The DMO bond auction was unspectacular. The 125m of NZGB19s attracted a modest 180m of bids. The 125m of NZGB23s fared a little better with close to a 3x bid-to-cover ratio.

Bond yields declined into the close (closing down 4-5bps) in line with swaps and declining AU yields. AU yields subsequently fell further, with AU 10-year yields subsiding from 3.17% to 3.09% yesterday.

As a consequence, NZ-AU 10-year bond spreads have widened toward the top of their range, at 47bps. Overnight, as expected the ECB cuts its main refinancing rate by 0.25% to 0.75%. It also cut its marginal lending rate by 25bps to 1.50% and its deposit rate by 25bps to 0%, presumably to encourage banks to lend to one another rather than leaving it with the ECB.

The Bank of England left rates on hold at 0.50% but announced a further £50b of asset purchases, taking the target to £375b.
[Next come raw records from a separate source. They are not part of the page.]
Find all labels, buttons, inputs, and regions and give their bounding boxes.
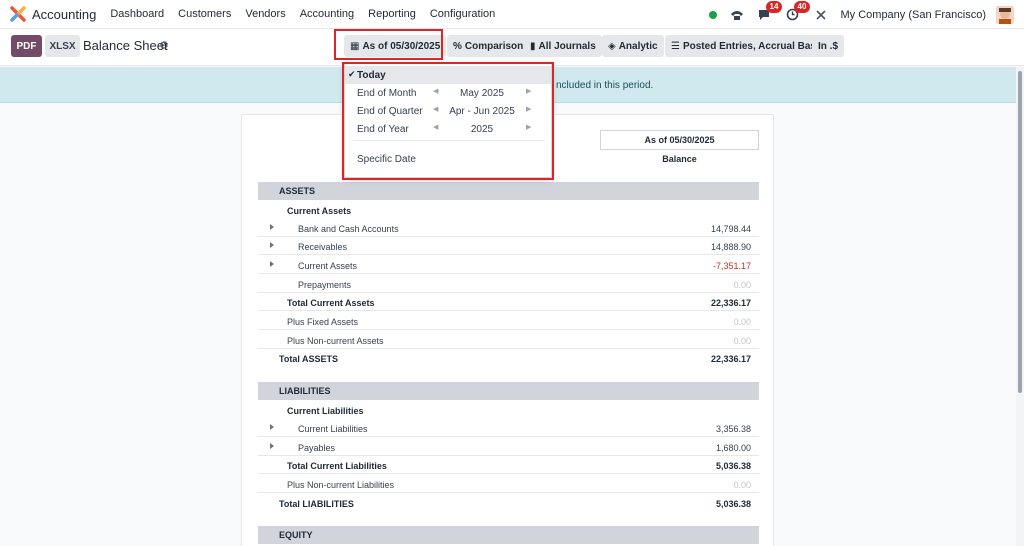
scrollbar-thumb[interactable] (1018, 71, 1022, 393)
control-panel: PDF XLSX Balance Sheet ⚙ ▦ As of 05/30/2… (0, 29, 1024, 66)
comparison-filter-button[interactable]: % Comparison (447, 35, 530, 57)
table-row[interactable]: Plus Non-current Assets 0.00 (258, 331, 759, 349)
group-current-assets[interactable]: Current Assets (258, 201, 759, 219)
info-banner-text: ncluded in this period. (556, 80, 654, 91)
row-value: 5,036.38 (715, 461, 751, 471)
percent-icon: % (453, 40, 462, 52)
row-value: 0.00 (733, 336, 751, 346)
column-header[interactable]: As of 05/30/2025 (600, 130, 759, 150)
user-avatar[interactable] (996, 5, 1014, 24)
group-current-liabilities[interactable]: Current Liabilities (258, 401, 759, 419)
section-assets[interactable]: ASSETS (258, 182, 759, 200)
expand-caret-icon[interactable] (270, 242, 274, 248)
total-row: Total ASSETS 22,336.17 (258, 349, 759, 367)
row-label: Current Liabilities (298, 424, 368, 434)
menu-configuration[interactable]: Configuration (430, 8, 495, 20)
journals-filter-button[interactable]: ▮ All Journals (524, 35, 602, 57)
row-value[interactable]: -7,351.17 (713, 261, 751, 271)
section-equity[interactable]: EQUITY (258, 526, 759, 544)
row-label: Total ASSETS (279, 354, 339, 364)
expand-caret-icon[interactable] (270, 224, 274, 230)
row-label: Current Assets (287, 206, 352, 216)
online-status-dot (708, 10, 717, 19)
table-row[interactable]: Receivables 14,888.90 (258, 237, 759, 255)
messages-badge: 14 (765, 0, 783, 13)
activities-badge: 40 (793, 0, 811, 13)
entries-filter-button[interactable]: ☰ Posted Entries, Accrual Basis (665, 35, 831, 57)
table-row[interactable]: Prepayments 0.00 (258, 275, 759, 293)
row-label: Current Liabilities (287, 406, 364, 416)
row-label: Current Assets (298, 261, 358, 271)
row-label: Payables (298, 443, 336, 453)
table-row[interactable]: Plus Non-current Liabilities 0.00 (258, 475, 759, 493)
row-value[interactable]: 1,680.00 (716, 443, 751, 453)
column-subheader: Balance (662, 154, 697, 164)
row-value[interactable]: 14,798.44 (711, 224, 751, 234)
table-row[interactable]: Current Liabilities 3,356.38 (258, 419, 759, 437)
xlsx-button[interactable]: XLSX (45, 35, 80, 57)
row-label: Bank and Cash Accounts (298, 224, 399, 234)
book-icon: ▮ (530, 40, 536, 52)
analytic-filter-label: Analytic (618, 40, 658, 52)
table-row[interactable]: Current Assets -7,351.17 (258, 256, 759, 274)
entries-filter-label: Posted Entries, Accrual Basis (682, 40, 825, 52)
highlight-date-filter (334, 29, 443, 60)
section-liabilities[interactable]: LIABILITIES (258, 382, 759, 400)
row-label: Total Current Liabilities (287, 461, 387, 471)
sliders-icon: ☰ (671, 40, 680, 52)
row-label: Total Current Assets (287, 298, 375, 308)
page-title: Balance Sheet (83, 38, 168, 53)
row-value: 0.00 (733, 317, 751, 327)
expand-caret-icon[interactable] (270, 424, 274, 430)
menu-accounting[interactable]: Accounting (300, 8, 354, 20)
menu-vendors[interactable]: Vendors (245, 8, 285, 20)
table-row[interactable]: Plus Fixed Assets 0.00 (258, 312, 759, 330)
total-row: Total LIABILITIES 5,036.38 (258, 494, 759, 512)
comparison-filter-label: Comparison (464, 40, 524, 52)
row-label: Plus Non-current Assets (287, 336, 384, 346)
row-label: Total LIABILITIES (279, 499, 354, 509)
row-label: Receivables (298, 242, 348, 252)
table-row[interactable]: Payables 1,680.00 (258, 438, 759, 456)
row-value: 0.00 (733, 480, 751, 490)
activities-clock-icon[interactable]: 40 (785, 0, 811, 23)
row-value[interactable]: 14,888.90 (711, 242, 751, 252)
layers-icon: ◈ (608, 40, 616, 52)
company-switcher[interactable]: My Company (San Francisco) (841, 9, 987, 21)
journals-filter-label: All Journals (538, 40, 596, 52)
expand-caret-icon[interactable] (270, 261, 274, 267)
app-name[interactable]: Accounting (32, 7, 96, 22)
menu-reporting[interactable]: Reporting (368, 8, 416, 20)
row-label: Plus Fixed Assets (287, 317, 359, 327)
row-value: 22,336.17 (710, 354, 751, 364)
accounting-app-icon[interactable] (10, 6, 26, 22)
currency-filter-label: In .$ (818, 40, 839, 52)
row-value: 0.00 (733, 280, 751, 290)
phone-icon[interactable] (729, 7, 745, 23)
top-navbar: Accounting Dashboard Customers Vendors A… (0, 0, 1024, 29)
menu-customers[interactable]: Customers (178, 8, 231, 20)
table-row[interactable]: Bank and Cash Accounts 14,798.44 (258, 219, 759, 237)
row-label: Prepayments (298, 280, 352, 290)
analytic-filter-button[interactable]: ◈ Analytic (602, 35, 664, 57)
messages-icon[interactable]: 14 (757, 0, 783, 23)
total-row: Total Current Assets 22,336.17 (258, 293, 759, 311)
highlight-date-dropdown (342, 62, 554, 180)
row-value: 5,036.38 (715, 499, 751, 509)
row-value[interactable]: 3,356.38 (716, 424, 751, 434)
row-label: Plus Non-current Liabilities (287, 480, 395, 490)
pdf-button[interactable]: PDF (11, 35, 42, 57)
page-scrollbar[interactable] (1016, 67, 1024, 546)
expand-caret-icon[interactable] (270, 443, 274, 449)
menu-dashboard[interactable]: Dashboard (110, 8, 164, 20)
row-value: 22,336.17 (710, 298, 751, 308)
currency-filter-button[interactable]: In .$ (812, 35, 845, 57)
debug-tools-icon[interactable] (813, 7, 829, 23)
total-row: Total Current Liabilities 5,036.38 (258, 456, 759, 474)
gear-icon[interactable]: ⚙ (159, 39, 169, 52)
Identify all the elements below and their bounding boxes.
Separately, the Bank of China also unexpectedly cut the one year lending rate by 31bps to 6% and the deposit rate by 25bps to 3%. Despite all these gallant efforts of further loosening monetary policy markets took little cheer.

US and German “safe haven” bonds remained firmly in demand. German 10-year bond yields slipped form 1.46% to 1.38%. US 10-year yields experience some volatility after the release of a stronger-than-expected US ADP employment report (176k vs. 100k expected). Still they have slipped to 1.59% having opened down after the Independence Day holiday.

Peripheral European spreads to German bonds have spiked higher. For example, Spanish-German 10-year spreads rose from 496bps to 539bps yesterday, back toward their highs.

Expect NZ yields to open down after the moves seen overnight. All eyes will then be on the US non-farm payrolls delivered tonight.